Section 11.3.6.4 Determination of β and θ

ε_x is originally calculated using the flexural steel calculated due to only the flexural/axial demand and without shear and torsion tension included.

This value of ε_x will be used to calculate θ and β used throughout the shear and torsion calculations. Additionally the longitudinal flexural/axial steel design will be performed including the shear and torsion tension, using the calculated value of ε_x, θ, and β to determine the shear and torsion tension. A longitudinal steel design is also performed including shear and torsion tension to limit ε_x to a maximum of the calculated value.

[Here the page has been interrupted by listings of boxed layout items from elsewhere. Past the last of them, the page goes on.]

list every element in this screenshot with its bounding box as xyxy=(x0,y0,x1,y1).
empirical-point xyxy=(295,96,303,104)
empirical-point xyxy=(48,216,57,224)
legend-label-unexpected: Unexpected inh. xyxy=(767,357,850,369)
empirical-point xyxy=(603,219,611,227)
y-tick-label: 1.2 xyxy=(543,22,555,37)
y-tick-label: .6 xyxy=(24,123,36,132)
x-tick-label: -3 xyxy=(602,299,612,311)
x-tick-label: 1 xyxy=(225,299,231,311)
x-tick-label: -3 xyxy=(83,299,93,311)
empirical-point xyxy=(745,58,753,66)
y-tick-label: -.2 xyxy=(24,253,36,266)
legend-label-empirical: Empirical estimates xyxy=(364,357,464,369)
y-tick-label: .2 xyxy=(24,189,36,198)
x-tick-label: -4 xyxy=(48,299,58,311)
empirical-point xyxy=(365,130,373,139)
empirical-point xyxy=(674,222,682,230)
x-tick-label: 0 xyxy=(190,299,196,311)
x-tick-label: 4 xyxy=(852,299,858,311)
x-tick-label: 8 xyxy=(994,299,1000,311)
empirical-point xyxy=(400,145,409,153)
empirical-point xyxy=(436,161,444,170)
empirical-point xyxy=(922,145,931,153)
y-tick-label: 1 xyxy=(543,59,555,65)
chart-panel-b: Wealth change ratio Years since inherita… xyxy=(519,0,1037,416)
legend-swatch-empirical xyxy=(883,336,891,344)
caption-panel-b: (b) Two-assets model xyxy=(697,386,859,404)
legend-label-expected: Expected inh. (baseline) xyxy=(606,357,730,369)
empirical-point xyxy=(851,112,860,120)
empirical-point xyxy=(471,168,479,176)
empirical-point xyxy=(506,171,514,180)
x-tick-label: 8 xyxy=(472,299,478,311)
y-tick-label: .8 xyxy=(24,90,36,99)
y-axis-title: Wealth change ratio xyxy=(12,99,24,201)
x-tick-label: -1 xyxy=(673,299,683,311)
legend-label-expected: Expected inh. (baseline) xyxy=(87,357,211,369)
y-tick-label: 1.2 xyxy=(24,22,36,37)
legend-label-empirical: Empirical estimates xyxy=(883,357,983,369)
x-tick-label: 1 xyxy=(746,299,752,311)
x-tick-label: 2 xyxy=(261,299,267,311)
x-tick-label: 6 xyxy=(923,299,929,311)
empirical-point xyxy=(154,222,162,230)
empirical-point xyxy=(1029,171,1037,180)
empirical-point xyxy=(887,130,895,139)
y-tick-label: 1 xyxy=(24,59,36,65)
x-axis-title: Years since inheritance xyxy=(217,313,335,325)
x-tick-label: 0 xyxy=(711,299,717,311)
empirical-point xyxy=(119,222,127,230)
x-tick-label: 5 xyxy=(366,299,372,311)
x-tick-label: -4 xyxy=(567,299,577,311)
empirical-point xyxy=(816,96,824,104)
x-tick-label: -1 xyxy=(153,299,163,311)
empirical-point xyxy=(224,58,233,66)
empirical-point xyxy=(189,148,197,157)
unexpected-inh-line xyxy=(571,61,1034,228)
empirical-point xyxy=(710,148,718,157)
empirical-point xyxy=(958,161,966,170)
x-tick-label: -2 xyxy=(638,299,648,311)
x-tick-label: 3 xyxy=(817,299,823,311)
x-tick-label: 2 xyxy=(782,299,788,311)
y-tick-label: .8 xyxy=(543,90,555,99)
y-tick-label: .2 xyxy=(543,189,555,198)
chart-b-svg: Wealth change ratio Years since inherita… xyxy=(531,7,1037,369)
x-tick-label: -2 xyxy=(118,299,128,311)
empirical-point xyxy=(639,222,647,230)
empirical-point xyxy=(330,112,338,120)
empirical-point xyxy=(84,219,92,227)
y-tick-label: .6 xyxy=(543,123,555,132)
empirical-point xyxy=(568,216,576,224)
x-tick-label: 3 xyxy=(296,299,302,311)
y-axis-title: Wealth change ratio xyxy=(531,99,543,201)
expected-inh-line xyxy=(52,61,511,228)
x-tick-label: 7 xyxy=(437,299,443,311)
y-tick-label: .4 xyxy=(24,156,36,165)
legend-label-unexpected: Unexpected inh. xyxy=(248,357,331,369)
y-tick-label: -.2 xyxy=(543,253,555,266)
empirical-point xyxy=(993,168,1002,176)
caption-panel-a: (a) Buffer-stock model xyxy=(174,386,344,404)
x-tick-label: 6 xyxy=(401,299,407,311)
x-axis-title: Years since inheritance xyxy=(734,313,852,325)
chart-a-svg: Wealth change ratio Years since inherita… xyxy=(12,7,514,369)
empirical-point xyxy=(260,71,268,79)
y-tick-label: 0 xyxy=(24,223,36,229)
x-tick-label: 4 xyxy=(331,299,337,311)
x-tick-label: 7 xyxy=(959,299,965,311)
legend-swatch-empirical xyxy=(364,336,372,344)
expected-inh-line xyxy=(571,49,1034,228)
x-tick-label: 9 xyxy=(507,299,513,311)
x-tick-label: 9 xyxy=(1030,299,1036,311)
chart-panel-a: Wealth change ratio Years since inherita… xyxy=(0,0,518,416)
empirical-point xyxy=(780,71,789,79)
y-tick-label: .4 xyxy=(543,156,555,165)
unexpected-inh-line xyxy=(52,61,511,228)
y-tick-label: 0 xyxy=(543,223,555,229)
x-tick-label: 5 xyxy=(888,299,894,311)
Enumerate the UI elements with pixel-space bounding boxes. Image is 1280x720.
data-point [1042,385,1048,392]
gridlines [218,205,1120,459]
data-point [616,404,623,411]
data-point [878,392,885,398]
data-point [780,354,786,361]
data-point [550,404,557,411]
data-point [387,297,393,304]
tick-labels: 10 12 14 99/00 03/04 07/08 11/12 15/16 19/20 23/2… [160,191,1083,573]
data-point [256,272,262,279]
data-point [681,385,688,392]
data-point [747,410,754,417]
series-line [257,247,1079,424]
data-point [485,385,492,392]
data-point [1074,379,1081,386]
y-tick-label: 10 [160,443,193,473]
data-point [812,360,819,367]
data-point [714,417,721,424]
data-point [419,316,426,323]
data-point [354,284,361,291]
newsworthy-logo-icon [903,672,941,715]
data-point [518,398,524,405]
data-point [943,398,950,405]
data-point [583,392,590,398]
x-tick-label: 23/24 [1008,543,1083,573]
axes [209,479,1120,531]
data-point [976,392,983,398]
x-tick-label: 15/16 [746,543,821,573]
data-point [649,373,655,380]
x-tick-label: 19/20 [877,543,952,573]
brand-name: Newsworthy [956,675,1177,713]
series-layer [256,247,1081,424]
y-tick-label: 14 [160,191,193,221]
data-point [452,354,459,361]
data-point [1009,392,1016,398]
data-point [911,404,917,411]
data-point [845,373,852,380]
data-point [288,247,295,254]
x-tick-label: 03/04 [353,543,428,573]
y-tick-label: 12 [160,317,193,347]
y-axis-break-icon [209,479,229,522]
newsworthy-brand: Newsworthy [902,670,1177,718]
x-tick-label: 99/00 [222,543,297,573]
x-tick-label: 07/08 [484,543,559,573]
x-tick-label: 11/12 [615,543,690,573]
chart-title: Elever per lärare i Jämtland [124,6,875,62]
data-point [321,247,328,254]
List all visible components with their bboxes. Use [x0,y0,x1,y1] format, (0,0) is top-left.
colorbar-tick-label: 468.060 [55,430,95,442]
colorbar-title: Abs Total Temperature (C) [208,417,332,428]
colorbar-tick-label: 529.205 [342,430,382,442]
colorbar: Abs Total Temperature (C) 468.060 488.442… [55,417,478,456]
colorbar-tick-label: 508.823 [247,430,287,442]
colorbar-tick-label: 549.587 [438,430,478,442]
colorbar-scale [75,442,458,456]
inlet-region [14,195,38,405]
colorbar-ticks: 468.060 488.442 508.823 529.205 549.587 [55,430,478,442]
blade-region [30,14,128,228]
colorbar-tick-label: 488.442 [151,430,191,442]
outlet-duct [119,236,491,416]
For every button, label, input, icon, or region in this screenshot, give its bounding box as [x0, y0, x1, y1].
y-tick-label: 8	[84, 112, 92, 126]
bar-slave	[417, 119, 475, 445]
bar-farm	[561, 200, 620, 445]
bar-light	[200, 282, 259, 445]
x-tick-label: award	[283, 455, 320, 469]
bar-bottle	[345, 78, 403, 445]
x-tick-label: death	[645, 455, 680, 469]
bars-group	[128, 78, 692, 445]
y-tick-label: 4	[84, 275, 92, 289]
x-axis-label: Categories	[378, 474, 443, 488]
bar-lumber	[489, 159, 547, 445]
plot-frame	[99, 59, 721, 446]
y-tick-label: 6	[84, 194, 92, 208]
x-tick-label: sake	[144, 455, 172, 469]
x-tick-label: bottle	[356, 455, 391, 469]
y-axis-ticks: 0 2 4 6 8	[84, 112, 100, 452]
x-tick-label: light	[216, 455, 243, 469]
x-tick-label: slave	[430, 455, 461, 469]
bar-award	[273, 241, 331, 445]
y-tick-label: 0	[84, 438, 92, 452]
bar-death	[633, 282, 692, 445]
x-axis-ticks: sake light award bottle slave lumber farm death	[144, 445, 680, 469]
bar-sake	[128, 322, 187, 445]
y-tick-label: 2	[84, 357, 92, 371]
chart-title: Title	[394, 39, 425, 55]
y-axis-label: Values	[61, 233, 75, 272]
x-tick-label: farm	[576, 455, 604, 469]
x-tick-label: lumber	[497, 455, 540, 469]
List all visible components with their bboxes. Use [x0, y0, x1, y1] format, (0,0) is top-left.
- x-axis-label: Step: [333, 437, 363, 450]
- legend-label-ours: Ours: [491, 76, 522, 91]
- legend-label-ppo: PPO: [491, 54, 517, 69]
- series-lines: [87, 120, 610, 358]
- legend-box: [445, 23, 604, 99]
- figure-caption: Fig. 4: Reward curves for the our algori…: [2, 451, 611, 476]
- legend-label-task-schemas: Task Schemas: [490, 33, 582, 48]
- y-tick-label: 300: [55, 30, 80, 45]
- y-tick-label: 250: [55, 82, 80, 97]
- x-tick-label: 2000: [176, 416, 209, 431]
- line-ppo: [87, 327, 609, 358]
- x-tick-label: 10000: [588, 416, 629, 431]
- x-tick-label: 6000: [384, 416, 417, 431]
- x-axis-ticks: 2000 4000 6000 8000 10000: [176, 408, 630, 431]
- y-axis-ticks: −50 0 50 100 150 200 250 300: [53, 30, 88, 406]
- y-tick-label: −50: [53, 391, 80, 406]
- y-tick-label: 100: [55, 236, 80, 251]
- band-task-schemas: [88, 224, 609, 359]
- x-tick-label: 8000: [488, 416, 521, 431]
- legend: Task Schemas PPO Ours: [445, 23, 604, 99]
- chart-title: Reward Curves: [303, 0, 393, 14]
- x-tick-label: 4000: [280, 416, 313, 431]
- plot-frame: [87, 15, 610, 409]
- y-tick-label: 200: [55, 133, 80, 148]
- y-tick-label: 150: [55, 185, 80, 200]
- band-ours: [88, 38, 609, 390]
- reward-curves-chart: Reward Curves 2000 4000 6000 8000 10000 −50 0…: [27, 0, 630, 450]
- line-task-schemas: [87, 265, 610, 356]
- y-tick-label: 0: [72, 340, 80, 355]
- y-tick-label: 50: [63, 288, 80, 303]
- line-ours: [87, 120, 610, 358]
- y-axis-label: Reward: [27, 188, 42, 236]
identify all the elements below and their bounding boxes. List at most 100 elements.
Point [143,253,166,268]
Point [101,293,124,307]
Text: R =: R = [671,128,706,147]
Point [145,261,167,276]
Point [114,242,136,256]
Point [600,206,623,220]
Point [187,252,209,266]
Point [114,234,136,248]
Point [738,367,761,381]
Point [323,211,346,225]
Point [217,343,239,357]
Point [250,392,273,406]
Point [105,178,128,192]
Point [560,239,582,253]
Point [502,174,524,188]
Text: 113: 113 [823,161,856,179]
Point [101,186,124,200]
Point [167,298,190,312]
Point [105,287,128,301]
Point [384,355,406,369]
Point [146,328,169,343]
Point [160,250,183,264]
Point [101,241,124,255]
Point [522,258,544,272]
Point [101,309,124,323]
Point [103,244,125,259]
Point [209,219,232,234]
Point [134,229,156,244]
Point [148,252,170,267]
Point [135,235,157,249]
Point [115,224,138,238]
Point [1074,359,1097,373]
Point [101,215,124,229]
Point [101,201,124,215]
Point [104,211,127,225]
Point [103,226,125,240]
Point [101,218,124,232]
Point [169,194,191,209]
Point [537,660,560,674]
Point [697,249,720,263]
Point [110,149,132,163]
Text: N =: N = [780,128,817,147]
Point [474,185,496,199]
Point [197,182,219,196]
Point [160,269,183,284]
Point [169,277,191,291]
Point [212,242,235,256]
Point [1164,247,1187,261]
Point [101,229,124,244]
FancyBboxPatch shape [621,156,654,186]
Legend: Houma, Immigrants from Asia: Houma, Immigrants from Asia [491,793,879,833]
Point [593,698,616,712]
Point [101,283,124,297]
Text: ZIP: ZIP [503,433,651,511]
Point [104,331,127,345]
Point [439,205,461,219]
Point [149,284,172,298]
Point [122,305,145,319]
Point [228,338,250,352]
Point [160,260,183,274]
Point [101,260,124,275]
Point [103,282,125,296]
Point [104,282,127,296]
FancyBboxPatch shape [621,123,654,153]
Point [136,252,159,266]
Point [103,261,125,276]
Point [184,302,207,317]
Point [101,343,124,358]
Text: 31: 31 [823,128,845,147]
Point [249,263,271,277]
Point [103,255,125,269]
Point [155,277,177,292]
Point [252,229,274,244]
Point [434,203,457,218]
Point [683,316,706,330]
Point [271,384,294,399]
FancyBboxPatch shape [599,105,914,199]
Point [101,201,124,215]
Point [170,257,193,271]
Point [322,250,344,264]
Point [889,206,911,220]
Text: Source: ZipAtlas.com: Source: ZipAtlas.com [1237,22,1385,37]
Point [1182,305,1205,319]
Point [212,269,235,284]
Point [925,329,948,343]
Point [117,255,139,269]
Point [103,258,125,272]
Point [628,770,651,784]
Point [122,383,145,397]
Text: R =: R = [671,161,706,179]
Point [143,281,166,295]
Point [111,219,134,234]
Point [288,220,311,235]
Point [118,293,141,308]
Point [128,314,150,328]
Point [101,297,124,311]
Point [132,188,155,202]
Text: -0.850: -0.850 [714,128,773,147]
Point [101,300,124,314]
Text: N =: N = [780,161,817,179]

ε_x is limited -0.2×10^-3 and 3.0×10^-3.

The angle of inclination θ is calculated using equation 11-12:

θ = 29 + 7,000ε_x

The value of β is calculated using Equation 11-11:

β = \frac{0.40}{(1 + 1, 500 ε_{x})} \frac{1, 300}{(1, 000 + s_{z e})}

Initially it is assumed that no shear reinforcement required to calculate crack spacing parameter S_ze as per equation 11-10.

S_{z e} = \frac{35 s_{z}}{15 + a_{g}}

If f’_c exceeds 70 Mpa, the a_g shall be taken as "0 and from 60 to 70 Mpa, a_g shall be linearly reduced to zero".

The crack spacing parameter, s_z, is calculated as s_z = dv = max (0.9d, 0.72h)

A single layer of reinforcement is assumed.

If it is determined that shear reinforcement is required, than the crack spacing parameter S_ze will considered as 300 mm as per section 11.3.6.4 and the design restarted.